Facebook’s new mission to “Bring the world closer together” also brings the social network back to its roots

Mark Zuckerberg speaks at the Facebook Communities Summit

CHICAGO —As Facebook approaches 2 billion users globally, CEO Mark Zuckerberg said the company is expanding its mission from connecting the world to getting users to engage with it more both on and offline.

“We’re going to change Facebook’s mission as a company… to not simply connect the world but bring people closer together,” Zuckerberg said during his keynote address at the Facebook Communities Summit in Chicago on Thursday.
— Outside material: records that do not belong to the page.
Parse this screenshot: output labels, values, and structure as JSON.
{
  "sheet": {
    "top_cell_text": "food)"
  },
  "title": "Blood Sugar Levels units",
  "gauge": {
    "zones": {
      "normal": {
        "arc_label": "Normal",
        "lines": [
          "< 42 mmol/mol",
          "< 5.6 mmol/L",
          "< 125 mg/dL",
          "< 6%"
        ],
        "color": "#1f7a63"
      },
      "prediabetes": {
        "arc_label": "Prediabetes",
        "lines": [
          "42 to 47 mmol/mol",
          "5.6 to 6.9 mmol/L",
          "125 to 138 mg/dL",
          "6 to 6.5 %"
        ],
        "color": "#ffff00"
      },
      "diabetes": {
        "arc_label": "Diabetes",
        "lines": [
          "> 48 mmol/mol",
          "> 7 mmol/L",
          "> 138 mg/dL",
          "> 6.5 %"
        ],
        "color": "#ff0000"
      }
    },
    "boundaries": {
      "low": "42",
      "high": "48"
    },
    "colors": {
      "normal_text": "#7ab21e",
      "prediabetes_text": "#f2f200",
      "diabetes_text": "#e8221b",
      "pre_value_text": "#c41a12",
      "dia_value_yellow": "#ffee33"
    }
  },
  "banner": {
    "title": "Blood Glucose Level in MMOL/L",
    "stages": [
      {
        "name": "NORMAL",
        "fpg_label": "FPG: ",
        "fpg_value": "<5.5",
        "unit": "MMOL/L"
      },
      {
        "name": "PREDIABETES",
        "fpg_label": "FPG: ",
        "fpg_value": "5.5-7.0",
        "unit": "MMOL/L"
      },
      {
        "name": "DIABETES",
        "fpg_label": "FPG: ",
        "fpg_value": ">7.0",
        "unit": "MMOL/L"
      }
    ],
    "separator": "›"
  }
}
To hear Zuckerberg tell it, people find self-fulfillment and support through communities, and through this new mission Facebook wants to give “every person” a sense of community. And given the ubiquity of Facebook one assumes he’s not talking about just his users, but literally every human being on the planet. In his vision, apps and online communities ultimately “make our physical communities stronger.”

But where did this new dedication to strengthening communities, using its Groups tool in particular, come from? It’s not necessarily growth — Chief Product Officer Chris Cox said during his remarks that of the billions of people who use Facebook, only 100 million were in active groups last year. And when Facebook shifted its attention to this somewhat neglected part of the platform, they were able to increase group memberships by 50%. That’s a huge bump — and Cox said it’s just the beginning. Cox outlined a wide range of new tools being made available to group administrators, making it easier to manage members and post content, among other things.

“To many of us, Groups is the most interesting thing happening,” Cox said during the summit.

Facebook isn’t very forthcoming about how active Groups are as part of the platform. Their own numbers say “tens of millions” of people use them- which is no small number — but on the scale of such a huge platform it’s clearly not that a big part of its business.

Wherever Facebook’s attention has been over the years, Groups have remained an active — if overlooked — part of the platform. Multiple administrators shared their stories at the Summit of how they are able to create a space to do everything from building a support network for families of veterans to giving bird lovers a place to notify each other of rare sightings. Mom Groups provide a space for new parents to connect in their neighborhoods.

This community aspect has always been there, and in a way this recommitment to Groups and building communities takes Facebook back to its origins.

“I originally started Facebook to connect my college community,” Zuckerberg said. “I always thought one day someone would connect the whole world, but I never thought it would be us.”

As it grew, the day-to-day activity of the average Facebook user has been more focused on activities that are technically social but are not community-oriented. Liking posts, documenting our daily lives, sharing links and scrolling through the never-ending feedback loop of Newsfeed are technically “social” activities. But we’re also seeing that the tendency of algorithms to only show us content we like is actually isolating us from people outside our “bubbles.”

That’s not to say that everything on Facebook is antisocial. Activists have been at the forefront of taking these social media tools and using them for social causes, as we’ve seen in movements across the world. It could be that Facebook’s recommitment to Groups is an acknowledgement of this, but also a more small-scale approach to community building. Protests are a good way to build political capital, but social capital in the traditional sense is built on a much smaller scale, through book clubs and bowling leagues.

There must be some business reasons behind this utopian commitment to community as well. Anecdotally, many people I know are getting turned off from Facebook over a combined concern over their own “bubbles” and general distaste for comment surfaced by its algorithm. After all, it’s easy to measure engagement, but it’s hard to measure how worthwhile a person feels a given piece of content is. Perhaps even more than media companies, Groups provide a very specific type of content to people who have opted in and are clearly interested. And if their users engage with this content even more, Facebook wins.

Either way, it will be interesting to see where this recommitment to Groups takes Facebook, given its other mission of connecting the world has it building drones to beam Internet down to unconnected areas. What happens when that amount of imagination and resources is deployed to help everyone from birders to new moms build stronger communities?